基于具体为通过对空气加压然后冷却然后在该温度下渗氮的初步热加工的方法(RU2133299C1,C23F17/00,1999)是已知的,该方法排除了在扩散通量沿垂直于形变方向取向时细部结构的再结晶。在扩散通量沿垂直于形变方向取向时,在存在热形变结构的材料中,氮扩散得更深入并且所形成的氮化物分布得更均匀且紧密。然而,该方法主要对于由低碳马氏体钢制成的产品的渗氮有效,而不适合低延展性的材料。
在改变化学反应动力学的催化剂(物质和化合物)存在下通过气体渗氮对金属和合金产品的硬化的方法是已知的。催化剂的结构以及其影响机理可以是各种各样的。
例如,在由RU2208659C1,C23C8/30,2003专利提出的方法中,为了表面氮处理的目的,使用高温球形催化剂用于饱和气体-空气混合物在工作空间内的受限流通以提供等温和扩散工艺的加速(所谓的“喷砂”效应)。
在由专利EP0408168,C23C8/02,1991和专利DE19652125,C23C8/24,1998提出的方法中,通过使用某些物质作为催化剂(该催化剂与表面氧化物相互作用并且有效地剥落工件表面并且有助于其塑化)来提供利用获得深硬化层来强化渗氮工艺。

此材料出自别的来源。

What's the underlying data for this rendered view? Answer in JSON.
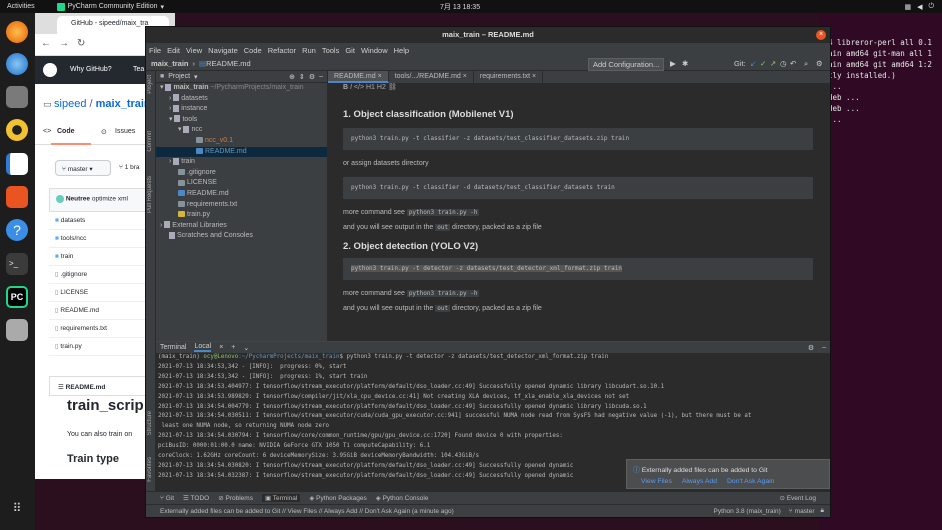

当氨气的通量初步暴露于催化处理(RU2109080,C23C8/24,1998)时借助于各种化学组成的催化剂的方法是已知的,所述催化剂例如,基于氧化铝、氧化硅的化学组合物,或由在其组成中包含各种金属铂族的活性催化元素的金属及其合金制备。在由上述元素和化合物的催化处理下的含气体气氛获得关于氮化物对钢和合金产品的影响方面的特定活性,而对于本发明人的观点,不稳定的、高化学活性结构(氮自由基、氢自由基、氧化自由基、离子、离子自由基)为渗入到坚固金属基体并且与其反应的含气体介质中的活性组分。在渗氮过程期间引入特别影响气体反应物的转变的催化剂因子使得能够有目的的并且选择性地处理在这些工艺的过程中获得的最终产物和中间产物的所有光谱。上述方法能够改进钢和在其基础上获得的合金的低温表面浸渍(LTSI)的工艺(并且能够去除在LTSI工艺中产生的大量问题),这是因为该方法在最接近铁-氮二元相图的条件下提供通过氮的金属饱和的过程,因此在受限的温度范围内实现了催化剂作为渗氮工艺的活化剂的能力。
发明内容
本发明的目的是改进机械性能,特别为增加由金属(主要为钢和在其基础上的合金)制成的产品的硬度和冲击强度。
技术效果为通过强化气体渗氮工艺来增加高强度而非粘性层的深度和均匀性。通过设计影响产品材料的基本上为新的机制来提供强化,所述基本上为新的机制使得氮离子能够渗入到显著大于常规深度的深度处。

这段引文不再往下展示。